Samhain celebrated summer drawing to a close and the beginning of the darkening nights of winter. In the space of that night, the veil between the worlds of the living and those who passed was temporarily lifted. According to tradition, the boundaries between living and dead became blurred.

Chatham University continues to make the list as one of Pittsburgh’s most haunted places. There are quite a few areas on campus where that veil may be thin on any given day — particularly during Halloween when the stories of Chatham’s ghosts circulate once again.

One of the more famous ghosts is the Blue Lady of Woodland Hall. It was once a mental hospital where a woman in a blue dress was a patient. Reportedly she was unable to leave the site of her treatment. She’s reportedly been seen on the fourth floor hovering above sleeping residents. Although she hasn’t been seen in recent years, there continue to be reports of a young boy lurking who may pull your hair.

The ghost of Andrew Mellon supposedly continues to haunt Mellon Hall. He lived in the house for 20 years. Perhaps he has chosen not to leave his luxurious home?

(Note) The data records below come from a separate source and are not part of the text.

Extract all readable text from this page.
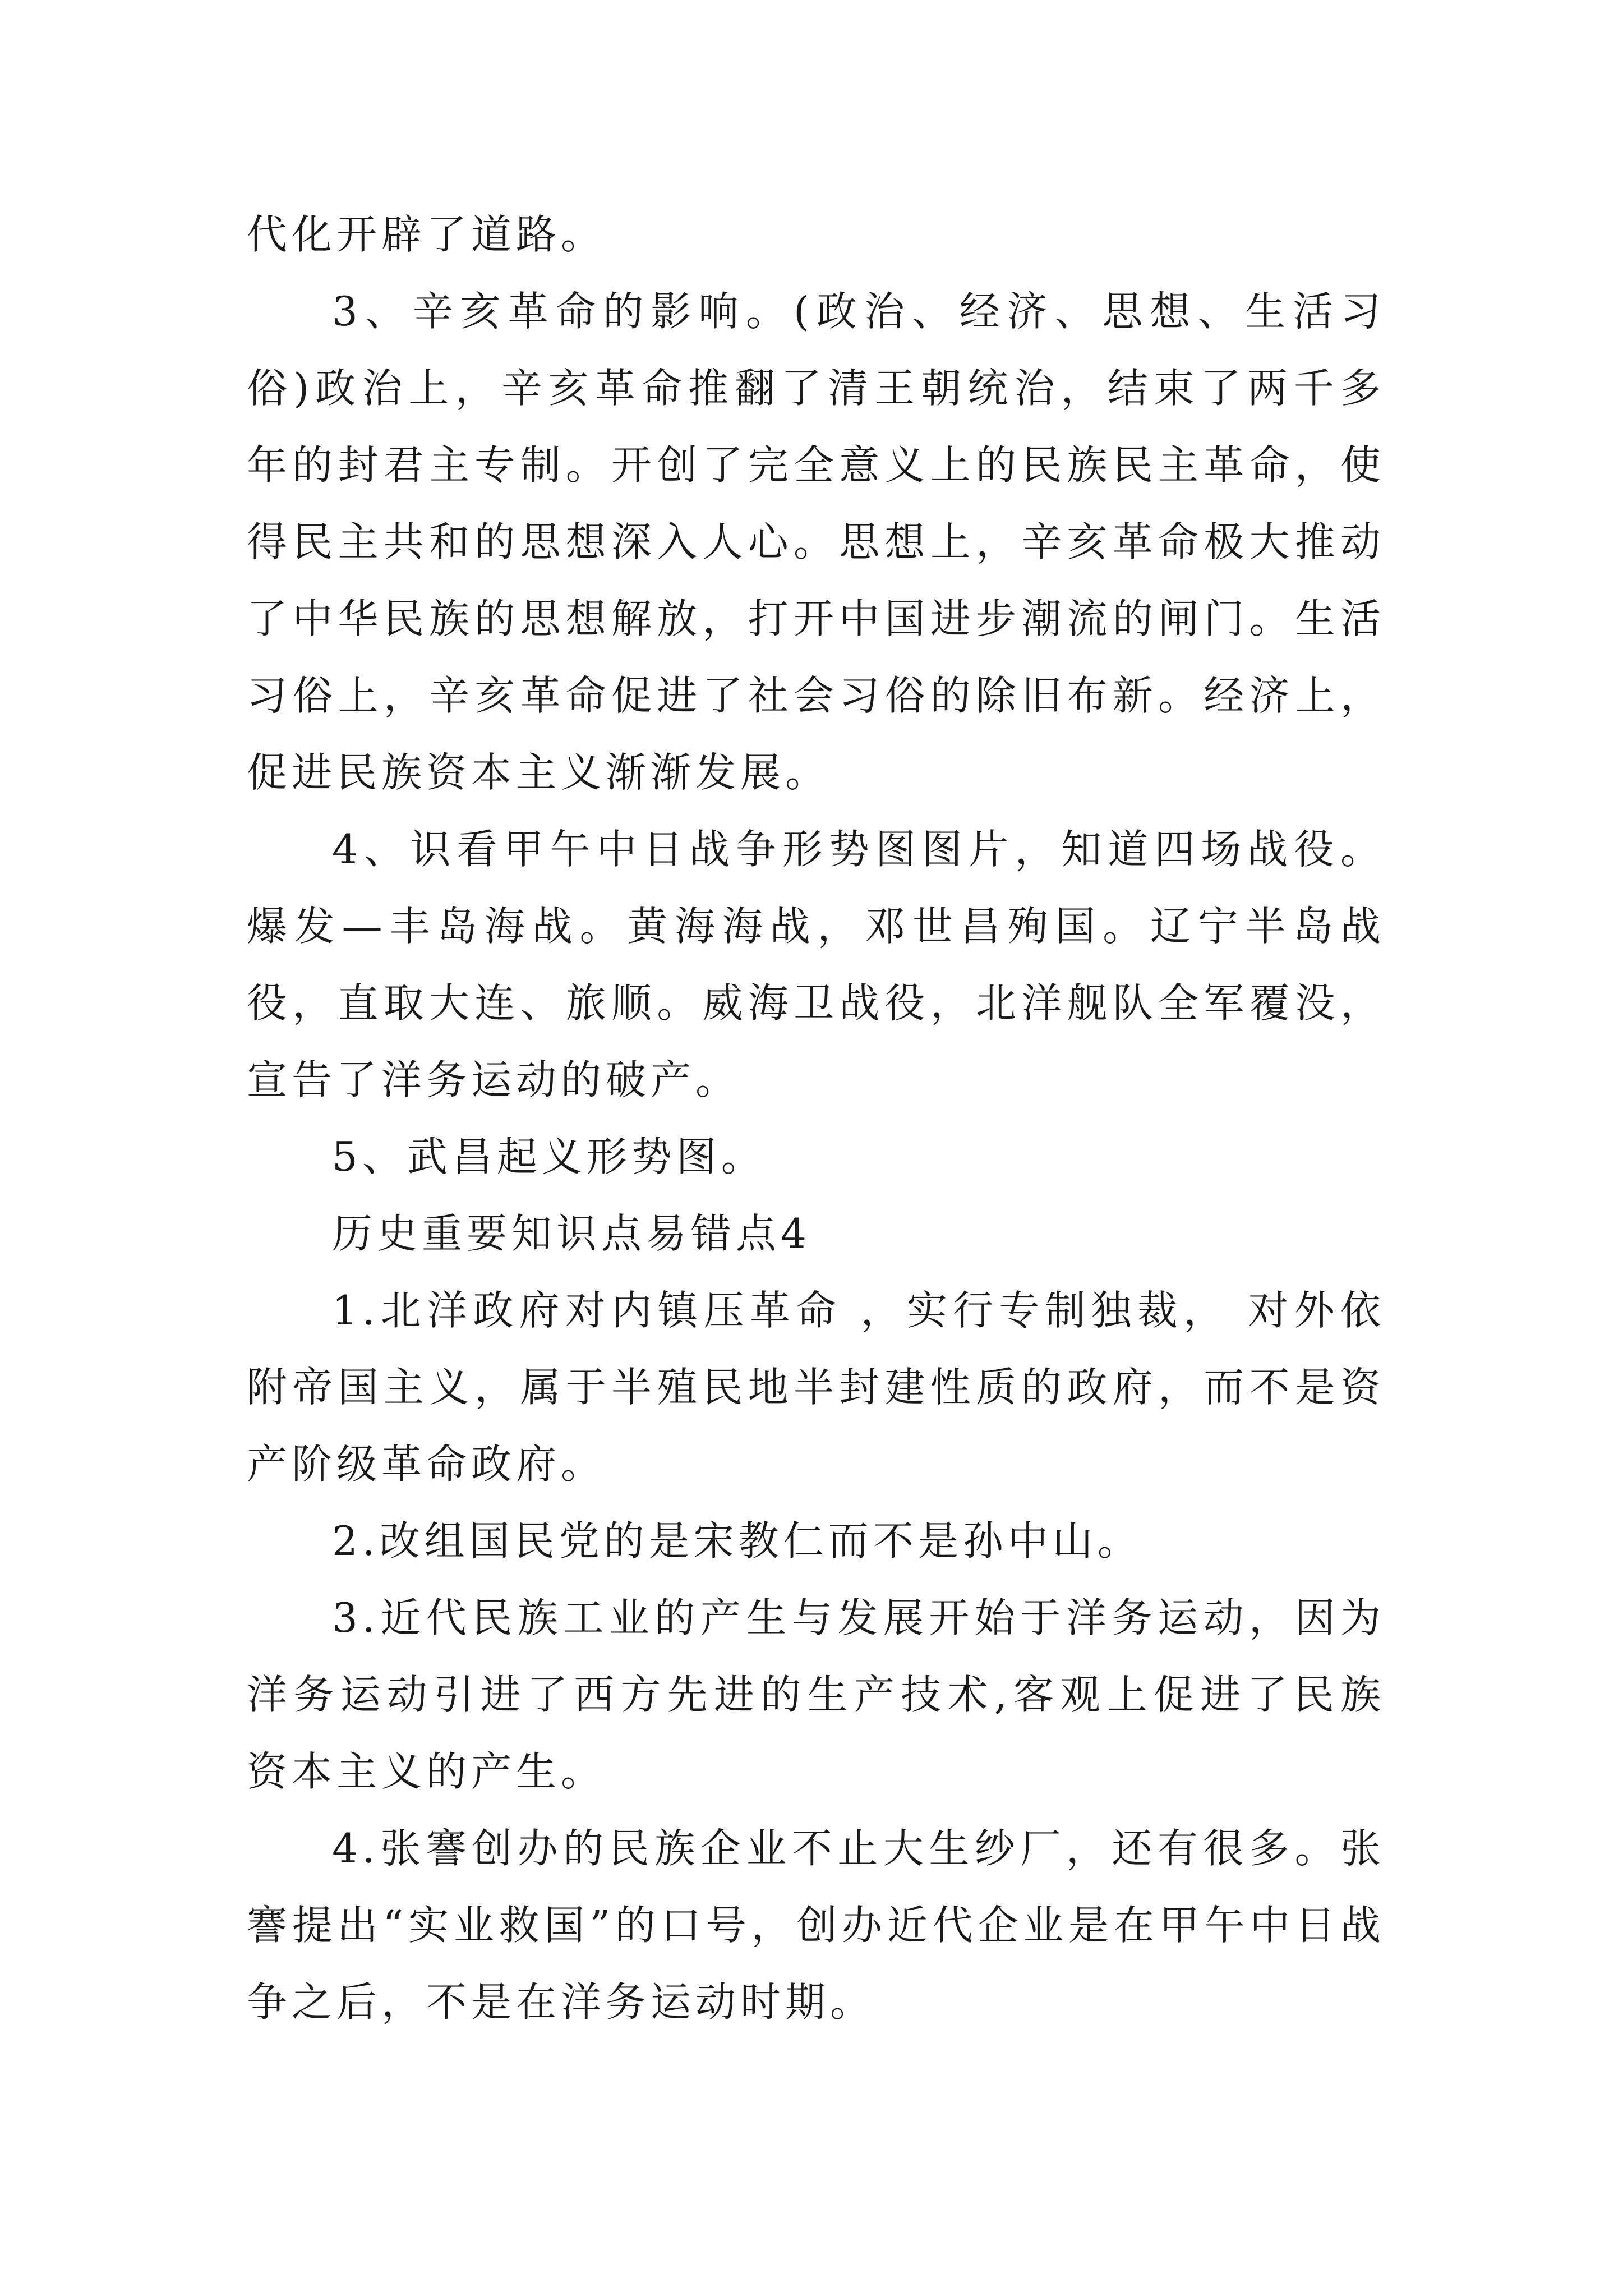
代化开辟了道路。

3、辛亥革命的影响。(政治、经济、思想、生活习俗)政治上，辛亥革命推翻了清王朝统治，结束了两千多年的封君主专制。开创了完全意义上的民族民主革命，使得民主共和的思想深入人心。思想上，辛亥革命极大推动了中华民族的思想解放，打开中国进步潮流的闸门。生活习俗上，辛亥革命促进了社会习俗的除旧布新。经济上，促进民族资本主义渐渐发展。

4、识看甲午中日战争形势图图片，知道四场战役。爆发—丰岛海战。黄海海战，邓世昌殉国。辽宁半岛战役，直取大连、旅顺。威海卫战役，北洋舰队全军覆没，宣告了洋务运动的破产。

5、武昌起义形势图。

历史重要知识点易错点4

1.北洋政府对内镇压革命 ，实行专制独裁， 对外依附帝国主义，属于半殖民地半封建性质的政府，而不是资产阶级革命政府。

2.改组国民党的是宋教仁而不是孙中山。

3.近代民族工业的产生与发展开始于洋务运动，因为洋务运动引进了西方先进的生产技术,客观上促进了民族资本主义的产生。

4.张謇创办的民族企业不止大生纱厂，还有很多。张謇提出“实业救国”的口号，创办近代企业是在甲午中日战争之后，不是在洋务运动时期。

Over the years students have reported smelling cigar smoke from the area that was once the swimming pool, which is now the Mellon board room. Music and laughter have also believed to have been heard, and some students have reported seeing Mellon’s ghost walking toward where the pool would have been.

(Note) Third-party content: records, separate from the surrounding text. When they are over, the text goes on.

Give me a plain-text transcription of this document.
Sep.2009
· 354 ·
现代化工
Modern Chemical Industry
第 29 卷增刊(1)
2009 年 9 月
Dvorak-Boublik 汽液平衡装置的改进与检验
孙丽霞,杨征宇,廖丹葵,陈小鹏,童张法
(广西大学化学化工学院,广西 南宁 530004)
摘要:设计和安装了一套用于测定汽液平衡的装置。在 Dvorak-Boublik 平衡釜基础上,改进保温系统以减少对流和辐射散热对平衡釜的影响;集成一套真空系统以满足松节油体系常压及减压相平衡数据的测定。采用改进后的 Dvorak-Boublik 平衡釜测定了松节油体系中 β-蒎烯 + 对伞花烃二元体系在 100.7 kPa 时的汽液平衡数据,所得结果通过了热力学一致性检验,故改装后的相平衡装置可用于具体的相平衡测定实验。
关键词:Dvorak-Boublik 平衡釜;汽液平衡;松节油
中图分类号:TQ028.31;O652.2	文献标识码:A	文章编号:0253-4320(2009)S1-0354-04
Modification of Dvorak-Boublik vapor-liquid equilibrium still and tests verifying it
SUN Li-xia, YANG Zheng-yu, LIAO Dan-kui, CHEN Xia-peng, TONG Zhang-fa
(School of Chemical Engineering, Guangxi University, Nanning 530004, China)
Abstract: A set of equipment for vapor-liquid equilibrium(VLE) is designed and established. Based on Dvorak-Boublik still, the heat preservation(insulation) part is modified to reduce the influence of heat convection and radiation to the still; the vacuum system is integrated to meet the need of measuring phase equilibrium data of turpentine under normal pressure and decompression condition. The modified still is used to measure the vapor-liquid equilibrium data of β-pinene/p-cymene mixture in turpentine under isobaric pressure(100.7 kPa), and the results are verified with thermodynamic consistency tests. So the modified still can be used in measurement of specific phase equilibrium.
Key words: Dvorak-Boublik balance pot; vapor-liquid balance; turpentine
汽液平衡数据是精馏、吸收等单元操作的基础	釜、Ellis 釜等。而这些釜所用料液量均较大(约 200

The Julia and James Rea House has a sordid story. It’s been said that the Laughlin House and Rea House were once connected by underground tunnels. This allowed for secretly going back and forth at night. Apparently, the tunnels were used by Julia Rea to carry on an affair with James Laughlin.

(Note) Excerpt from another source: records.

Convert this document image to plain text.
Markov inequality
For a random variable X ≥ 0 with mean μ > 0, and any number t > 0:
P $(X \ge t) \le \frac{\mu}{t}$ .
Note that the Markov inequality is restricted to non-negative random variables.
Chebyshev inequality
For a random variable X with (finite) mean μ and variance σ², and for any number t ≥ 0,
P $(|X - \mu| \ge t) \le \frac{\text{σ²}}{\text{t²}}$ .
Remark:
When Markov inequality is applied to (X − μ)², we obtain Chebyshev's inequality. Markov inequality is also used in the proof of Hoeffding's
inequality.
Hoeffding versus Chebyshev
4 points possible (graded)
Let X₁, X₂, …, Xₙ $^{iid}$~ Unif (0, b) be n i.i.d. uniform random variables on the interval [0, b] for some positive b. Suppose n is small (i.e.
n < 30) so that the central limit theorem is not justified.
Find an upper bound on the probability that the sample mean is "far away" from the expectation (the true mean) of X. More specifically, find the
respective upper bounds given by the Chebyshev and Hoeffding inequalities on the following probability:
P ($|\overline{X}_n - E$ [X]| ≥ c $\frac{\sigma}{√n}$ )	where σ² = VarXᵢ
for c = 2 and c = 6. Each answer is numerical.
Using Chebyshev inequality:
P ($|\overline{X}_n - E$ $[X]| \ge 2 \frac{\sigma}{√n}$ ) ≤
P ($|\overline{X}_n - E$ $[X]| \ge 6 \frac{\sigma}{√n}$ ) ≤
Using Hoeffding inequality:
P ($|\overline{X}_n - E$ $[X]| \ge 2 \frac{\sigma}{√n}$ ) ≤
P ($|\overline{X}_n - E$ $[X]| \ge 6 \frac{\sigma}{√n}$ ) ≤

James Rea discovered the affair and had a fight with Laughlin. According to the story, Laughlin soon after died by suicide. Students have claimed to feel the presence of the former owner, but no sightings have been reported of Laughlin.

However, James Rea was allegedly having an affair with a housemaid at the same time. When the young woman found out she was going to be fired, she hung herself in the Rea’s dining room. The rumor circulates that she was pregnant at the time.

People have reported seeing a ghost appear to be hanging in the dining room area, along with hearing sounds of slamming doors and the cries of a baby.

The Howe-Childs Gate House was constructed in 1861 and is one of Chatham’s most recent acquisitions. It’s also one of the oldest houses from Pittsburgh’s “Millionaires Row.” It became part of Chatham’s campus in 2000.

An old photo of the Howe-Childs Gate House. Many guests leave with stories of noises and sightings. Photo courtesy of Chatham Archives & Special Collections.


Campus guests are often housed at the Gate House, and more than one has come away with stories of noises and sightings. (They may have preferred their first interaction with the Chatham faculty to be corporal rather than ghostly.)

As we approach the thin veil at midnight on Halloween, you may wish to keep your jack-o-lanterns lit and your flashlights at the ready to ward off spooky appearances of Chatham’s otherworldly inhabitants.